Il saggio di Carmelo Aliberti presenta l’opera di Silone a ampio raggio, con indagine dell’ambiente, di cui vengono raccontate le vicende della vita dell’autore e dello sviluppo letterario narrativo in Italia e nel mondo, in particolare Russia e Stati Uniti.

L’ambiente è Pescina, ove l’autore è nato, a cui dà il nome di Fontamara, arroccato tra collina e monti nella Marsica, ed è contraddistinto dalla contraddizione tra lo sviluppo industriale, agli albori del Novecento, e la condizione di miseria e soggezione all’espansione capitalistica a sfruttamento della classe contadina, sotto il dominio sabaudo prima e l’instaurazione poi del regine fascista.
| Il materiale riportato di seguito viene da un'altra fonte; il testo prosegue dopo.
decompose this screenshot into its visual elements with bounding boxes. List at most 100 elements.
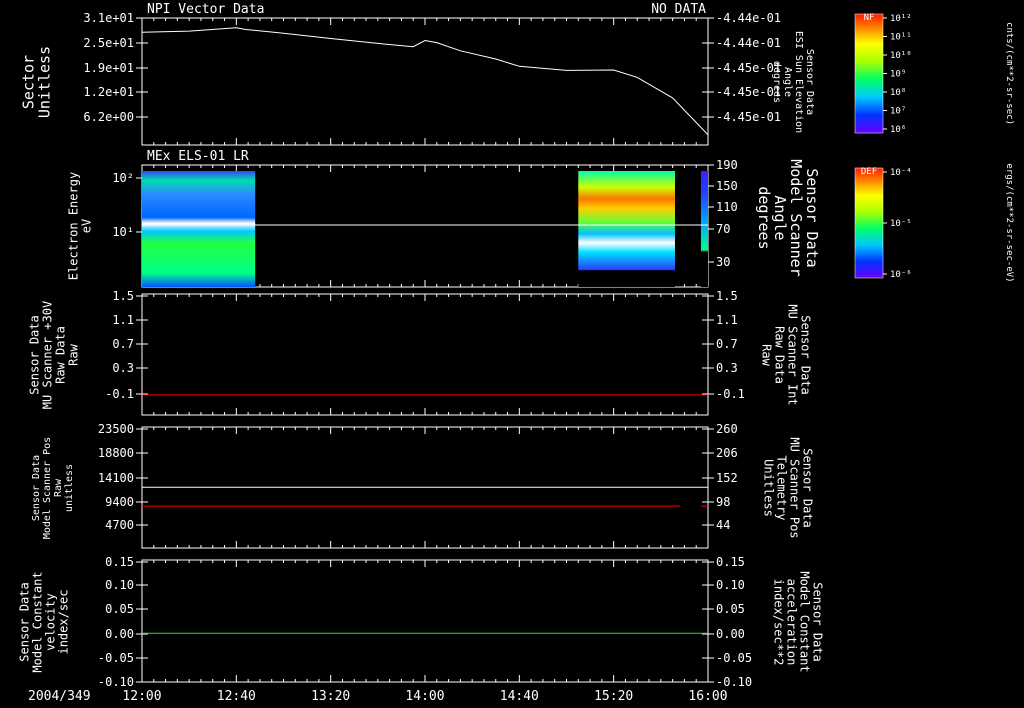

Silone, riparato in Svizzera per sfuggire alla persecuzione a causa delle sue pubblicazioni liberali e comuniste, in questa opera denuncia i mali che il fascismo e la borghesia hanno arrecato in ogni luogo italiano, e in particolate nel Meridione. Aliberti, nella stesura, svolge un triplice tema: la storia di Silone, Fontamara e il pensiero filosofico, letterario, politico e religioso del Novecento, tramite le opere letterarie edite dal 1920 in avanti e contemporaneamente sviluppa gli avvenimenti storici del periodo.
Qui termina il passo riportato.